Alistair Croll : [01:05:15] Mais l’amygdale est le système un.

Dr Yin Yin Lu : [01:05:17] Oui, mais je pense que le cervelet fait partie du système 2. Donc je pense que la métaphore du tronc cérébral ne fonctionne peut-être pas, mais c’est ma position en tant que neuroscientifique non éclairée. 

Jamie Joyce : [01:05:27] Eh bien, j’apprécie que vous m’interpelliez sur ma métaphore. Oui, je l’apprécie vraiment. Je vous remercie. C’est bon, c’est pour ça que c’est enregistré. 

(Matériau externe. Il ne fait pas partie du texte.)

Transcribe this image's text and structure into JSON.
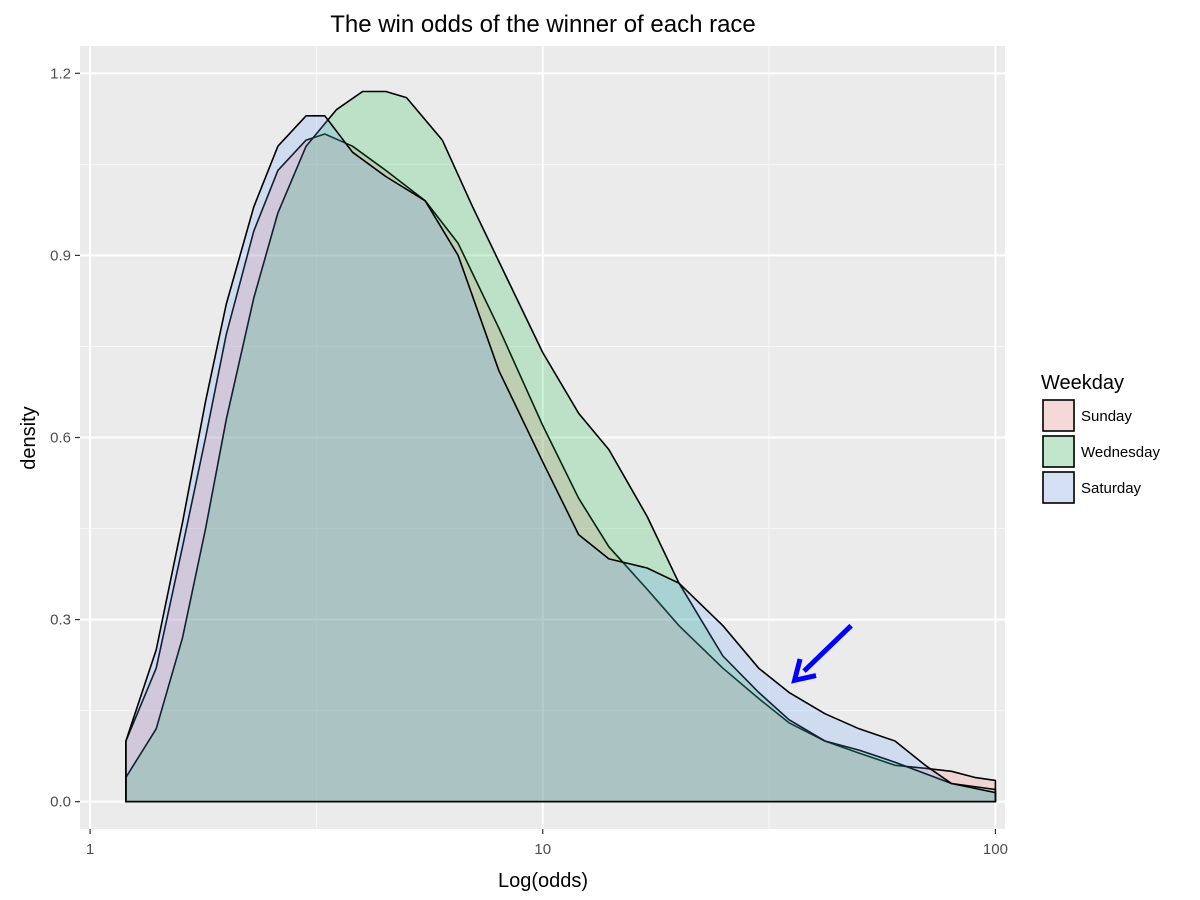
{
  "chart_data": {
    "type": "area",
    "title": "The win odds of the winner of each race",
    "xlabel": "Log(odds)",
    "ylabel": "density",
    "x_scale": "log10",
    "xlim": [
      0.95,
      105
    ],
    "ylim": [
      -0.045,
      1.245
    ],
    "x_ticks": [
      1,
      10,
      100
    ],
    "x_tick_labels": [
      "1",
      "10",
      "100"
    ],
    "y_ticks": [
      0.0,
      0.3,
      0.6,
      0.9,
      1.2
    ],
    "y_tick_labels": [
      "0.0",
      "0.3",
      "0.6",
      "0.9",
      "1.2"
    ],
    "grid": true,
    "legend": {
      "title": "Weekday",
      "position": "right"
    },
    "series": [
      {
        "name": "Sunday",
        "color": "#F8766D",
        "points": [
          [
            1.2,
            0.1
          ],
          [
            1.4,
            0.22
          ],
          [
            1.6,
            0.42
          ],
          [
            1.8,
            0.6
          ],
          [
            2.0,
            0.77
          ],
          [
            2.3,
            0.94
          ],
          [
            2.6,
            1.04
          ],
          [
            3.0,
            1.09
          ],
          [
            3.3,
            1.1
          ],
          [
            3.8,
            1.08
          ],
          [
            4.5,
            1.04
          ],
          [
            5.5,
            0.99
          ],
          [
            6.5,
            0.92
          ],
          [
            8.0,
            0.78
          ],
          [
            10.0,
            0.62
          ],
          [
            12.0,
            0.5
          ],
          [
            14.0,
            0.42
          ],
          [
            17.0,
            0.35
          ],
          [
            20.0,
            0.29
          ],
          [
            25.0,
            0.22
          ],
          [
            30.0,
            0.17
          ],
          [
            35.0,
            0.13
          ],
          [
            42.0,
            0.1
          ],
          [
            50.0,
            0.08
          ],
          [
            60.0,
            0.06
          ],
          [
            70.0,
            0.055
          ],
          [
            80.0,
            0.05
          ],
          [
            90.0,
            0.04
          ],
          [
            100.0,
            0.035
          ]
        ]
      },
      {
        "name": "Wednesday",
        "color": "#00BA38",
        "points": [
          [
            1.2,
            0.04
          ],
          [
            1.4,
            0.12
          ],
          [
            1.6,
            0.27
          ],
          [
            1.8,
            0.45
          ],
          [
            2.0,
            0.63
          ],
          [
            2.3,
            0.83
          ],
          [
            2.6,
            0.97
          ],
          [
            3.0,
            1.08
          ],
          [
            3.5,
            1.14
          ],
          [
            4.0,
            1.17
          ],
          [
            4.5,
            1.17
          ],
          [
            5.0,
            1.16
          ],
          [
            6.0,
            1.09
          ],
          [
            7.0,
            0.98
          ],
          [
            8.0,
            0.89
          ],
          [
            10.0,
            0.74
          ],
          [
            12.0,
            0.64
          ],
          [
            14.0,
            0.58
          ],
          [
            17.0,
            0.47
          ],
          [
            20.0,
            0.36
          ],
          [
            25.0,
            0.24
          ],
          [
            30.0,
            0.18
          ],
          [
            35.0,
            0.135
          ],
          [
            42.0,
            0.1
          ],
          [
            50.0,
            0.085
          ],
          [
            60.0,
            0.065
          ],
          [
            80.0,
            0.03
          ],
          [
            100.0,
            0.02
          ]
        ]
      },
      {
        "name": "Saturday",
        "color": "#619CFF",
        "points": [
          [
            1.2,
            0.1
          ],
          [
            1.4,
            0.25
          ],
          [
            1.6,
            0.46
          ],
          [
            1.8,
            0.66
          ],
          [
            2.0,
            0.82
          ],
          [
            2.3,
            0.98
          ],
          [
            2.6,
            1.08
          ],
          [
            3.0,
            1.13
          ],
          [
            3.3,
            1.13
          ],
          [
            3.8,
            1.07
          ],
          [
            4.5,
            1.03
          ],
          [
            5.5,
            0.99
          ],
          [
            6.5,
            0.9
          ],
          [
            8.0,
            0.71
          ],
          [
            10.0,
            0.56
          ],
          [
            12.0,
            0.44
          ],
          [
            14.0,
            0.4
          ],
          [
            17.0,
            0.385
          ],
          [
            20.0,
            0.36
          ],
          [
            25.0,
            0.29
          ],
          [
            30.0,
            0.22
          ],
          [
            35.0,
            0.18
          ],
          [
            42.0,
            0.145
          ],
          [
            50.0,
            0.12
          ],
          [
            60.0,
            0.1
          ],
          [
            70.0,
            0.06
          ],
          [
            80.0,
            0.03
          ],
          [
            100.0,
            0.015
          ]
        ]
      }
    ],
    "annotations": [
      {
        "type": "arrow",
        "color": "#0000FF",
        "from": [
          48.0,
          0.29
        ],
        "to": [
          36.0,
          0.2
        ]
      }
    ]
  }
}
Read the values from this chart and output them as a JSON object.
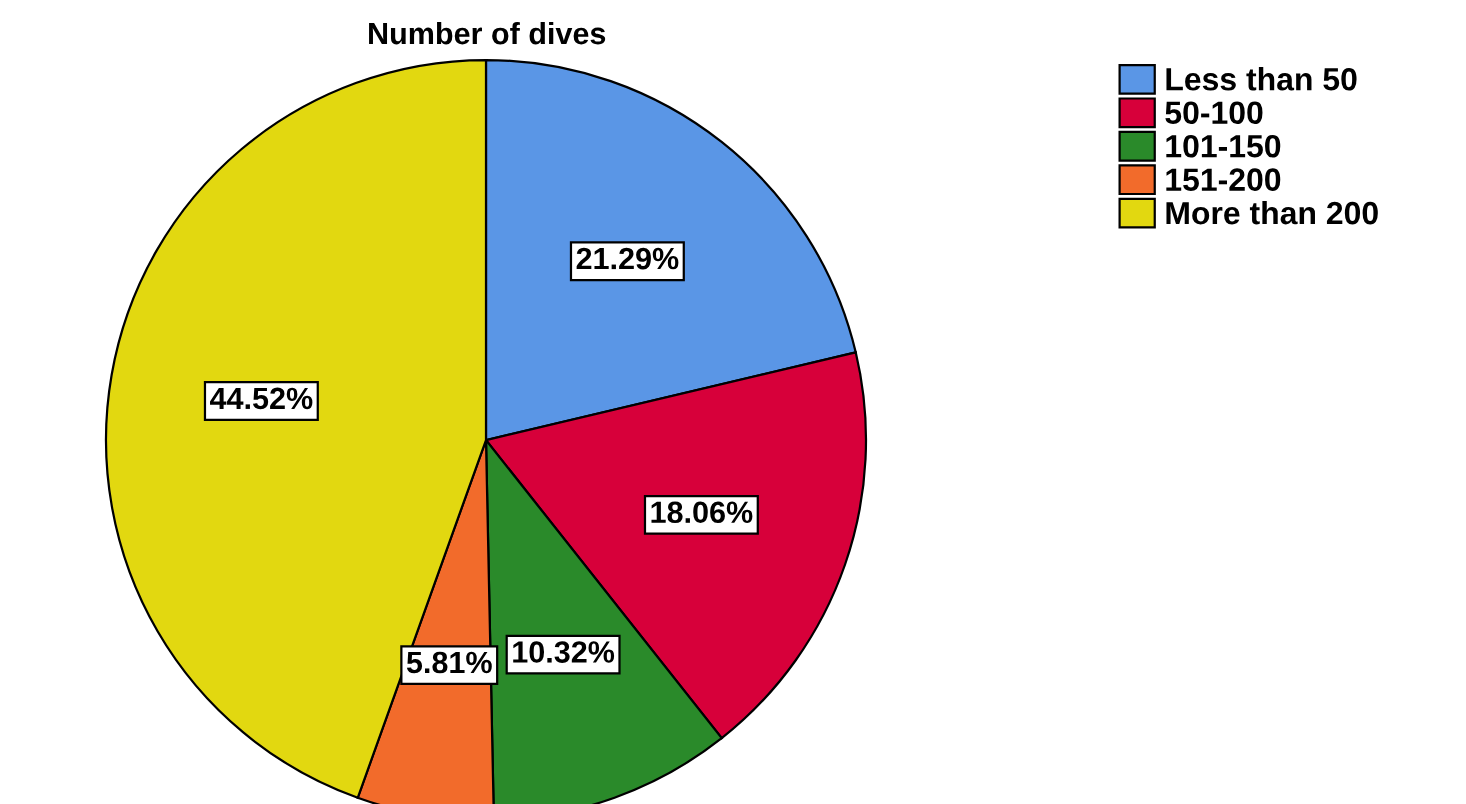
{
  "chart_data": {
    "type": "pie",
    "title": "Number of dives",
    "categories": [
      "Less than 50",
      "50-100",
      "101-150",
      "151-200",
      "More than 200"
    ],
    "values": [
      21.29,
      18.06,
      10.32,
      5.81,
      44.52
    ],
    "colors": [
      "#5a96e6",
      "#d7003a",
      "#2a8a2a",
      "#f26b2b",
      "#e2d810"
    ],
    "value_labels": [
      "21.29%",
      "18.06%",
      "10.32%",
      "5.81%",
      "44.52%"
    ],
    "legend": "top right"
  }
}
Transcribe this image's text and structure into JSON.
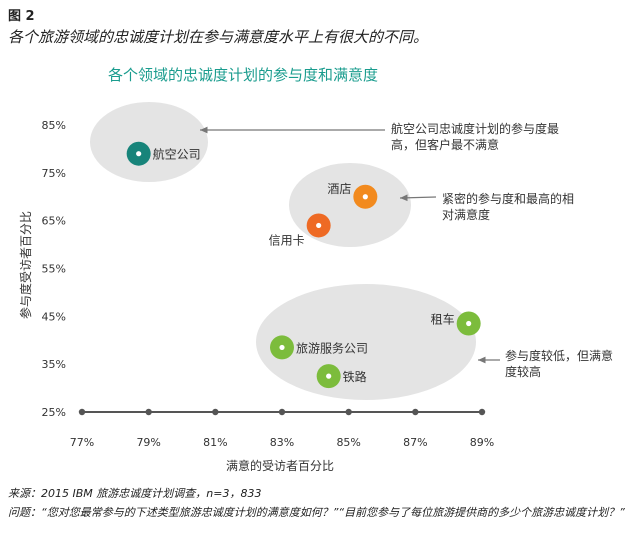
{
  "figure_label": "图 2",
  "headline": "各个旅游领域的忠诚度计划在参与满意度水平上有很大的不同。",
  "chart_data": {
    "type": "scatter",
    "title": "各个领域的忠诚度计划的参与度和满意度",
    "xlabel": "满意的受访者百分比",
    "ylabel": "参与度受访者百分比",
    "xlim": [
      77,
      89
    ],
    "ylim": [
      25,
      85
    ],
    "xticks": [
      "77%",
      "79%",
      "81%",
      "83%",
      "85%",
      "87%",
      "89%"
    ],
    "yticks": [
      "85%",
      "75%",
      "65%",
      "55%",
      "45%",
      "35%",
      "25%"
    ],
    "points": [
      {
        "label": "航空公司",
        "x": 78.7,
        "y": 79,
        "color": "#17847a"
      },
      {
        "label": "酒店",
        "x": 85.5,
        "y": 70,
        "color": "#f28a1e"
      },
      {
        "label": "信用卡",
        "x": 84.1,
        "y": 64,
        "color": "#ee6a24"
      },
      {
        "label": "租车",
        "x": 88.6,
        "y": 43.5,
        "color": "#7cbc3c"
      },
      {
        "label": "旅游服务公司",
        "x": 83.0,
        "y": 38.5,
        "color": "#7cbc3c"
      },
      {
        "label": "铁路",
        "x": 84.4,
        "y": 32.5,
        "color": "#7cbc3c"
      }
    ],
    "annotations": [
      "航空公司忠诚度计划的参与度最高，但客户最不满意",
      "紧密的参与度和最高的相对满意度",
      "参与度较低，但满意度较高"
    ],
    "grid": false,
    "legend": "none"
  },
  "source": "来源：2015 IBM 旅游忠诚度计划调查，n=3，833",
  "question": "问题：“您对您最常参与的下述类型旅游忠诚度计划的满意度如何？”“目前您参与了每位旅游提供商的多少个旅游忠诚度计划？”"
}
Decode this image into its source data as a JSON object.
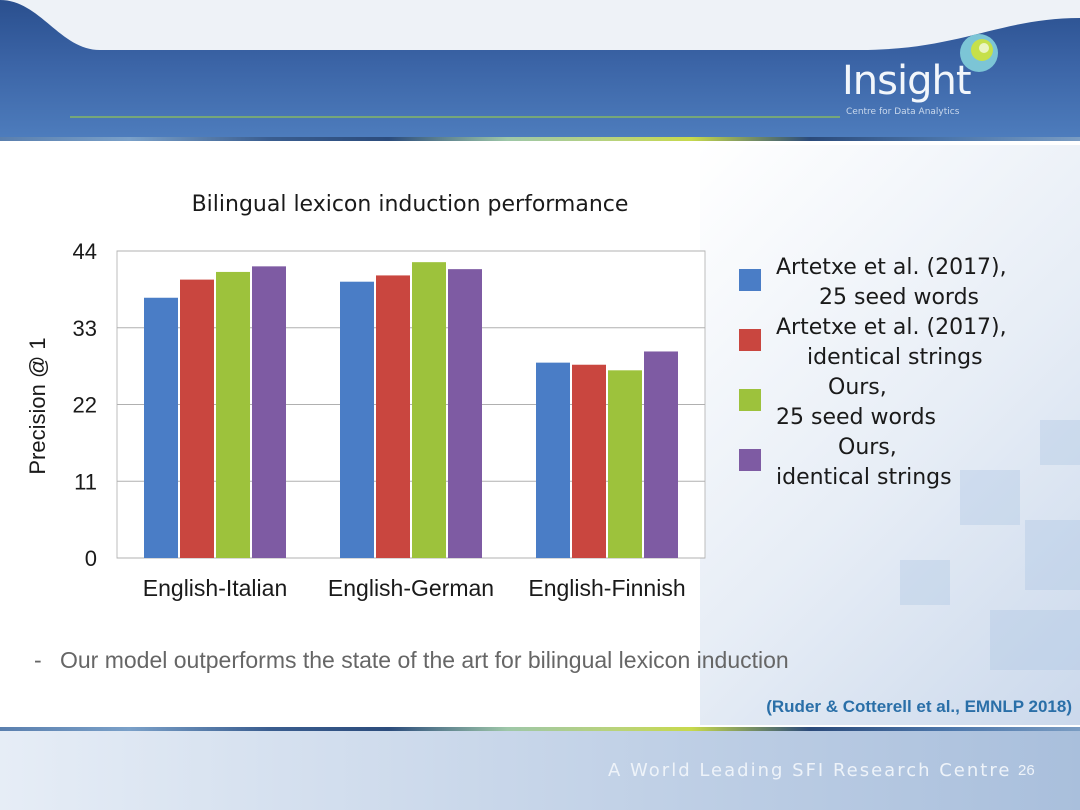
{
  "header": {
    "brand_name": "Insight",
    "brand_tagline": "Centre for Data Analytics"
  },
  "colors": {
    "series_blue": "#4a7dc6",
    "series_red": "#c9463f",
    "series_green": "#9dc23c",
    "series_purple": "#7e5ba3",
    "citation": "#2a6fa8"
  },
  "chart_data": {
    "type": "bar",
    "title": "Bilingual lexicon induction performance",
    "ylabel": "Precision @ 1",
    "xlabel": "",
    "ylim": [
      0,
      44
    ],
    "yticks": [
      "44",
      "33",
      "22",
      "11",
      "0"
    ],
    "grid": true,
    "legend_position": "right",
    "categories": [
      "English-Italian",
      "English-German",
      "English-Finnish"
    ],
    "series": [
      {
        "name": "Artetxe et al. (2017), 25 seed words",
        "legend_lines": [
          "Artetxe et al. (2017),",
          "25 seed words"
        ],
        "color": "#4a7dc6",
        "values": [
          37.3,
          39.6,
          28.0
        ]
      },
      {
        "name": "Artetxe et al. (2017), identical strings",
        "legend_lines": [
          "Artetxe et al. (2017),",
          "identical strings"
        ],
        "color": "#c9463f",
        "values": [
          39.9,
          40.5,
          27.7
        ]
      },
      {
        "name": "Ours, 25 seed words",
        "legend_lines": [
          "Ours,",
          "25 seed words"
        ],
        "color": "#9dc23c",
        "values": [
          41.0,
          42.4,
          26.9
        ]
      },
      {
        "name": "Ours, identical strings",
        "legend_lines": [
          "Ours,",
          "identical strings"
        ],
        "color": "#7e5ba3",
        "values": [
          41.8,
          41.4,
          29.6
        ]
      }
    ]
  },
  "body": {
    "bullet_dash": "-",
    "bullet_text": "Our model outperforms the state of the art for bilingual lexicon induction",
    "citation": "(Ruder & Cotterell et al., EMNLP 2018)"
  },
  "footer": {
    "text": "A World Leading SFI Research Centre",
    "page_number": "26"
  }
}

Alistair Croll : [01:05:35] Donc c’est génial. Je suis très heureux que vous vous connaissiez maintenant, parce que vous êtes toutes les deux brillantes, mais vous avez toutes les deux des approches très différentes et je pense que c’est une sorte d’approche ascendante et descendante du même problème. Parce qu’on ne peut pas parler de raisons, de structures de pensée sans y ajouter le côté rhétorique émotionnel. Et donc peut-être que c’est l’équivalent de l’amygdale [01:06:00] et du cervelet qui s’entendent bien et forment une conscience salutaire chanceuse. Je suis désolé si je semble trop polarisant, mais une partie de mon travail consiste à amener les gens à se disputer et à s’enthousiasmer pour certaines choses, et il est clair que vous l’avez fait toutes les deux. Nous devons maintenant conclure, cette conversation a été fascinante. Je suis sûr que nous en aurons d’autres. Nous en aurons certainement d’autres, nous avons une matinée entière de prévue le 9 novembre sur le sujet de la démocratie résiliente. Je suis ravi que vous soyez toutes les deux dans notre graphique social, dans mon groupe de confirmation des préjugés. Et j’ai vraiment hâte d’avoir d’autres de ces conversations. Merci beaucoup à vous deux d’être ici. J’ai vraiment hâte de voir ce sur quoi vous travaillez toutes les deux. Merci d’essayer de sauver le monde à votre manière, et je vous invite à sortir du bâtiment pour apprendre des gens dans la rue et parler à des gens ordinaires pour les comprendre. Je pense que le principe « chercher d’abord à comprendre » s’applique tellement bien pour rétablir la vérité et la confiance dans les institutions en ce moment. Alors, merci beaucoup à vous deux d’avoir pris le temps de faire cela. Ce fut merveilleux. 

Jamie Joyce : [01:06:56] Merci à vous aussi. Et ce fut un plaisir, Dr. Yin. 

[01:07:00] Dr Yin Yin Lu : [01:07:00] Ah, merci. Puis-je dire que j’ai compté les artifices rhétoriques de notre conversation : 11,093. C’était des hyperboles. 11 094 hyperboles! 

Jamie Joyce : [01:07:13] Savez-vous combien de temps cela me prendrait à déconstruire?

Alistair Croll : [01:07:15] Très bien, passez une bonne journée, merci beaucoup à vous deux. C’était fantastique. 

Dr Yin Yin Lu : [01:07:21] Merci. 

Jamie Joyce : [01:07:22] Au plaisir.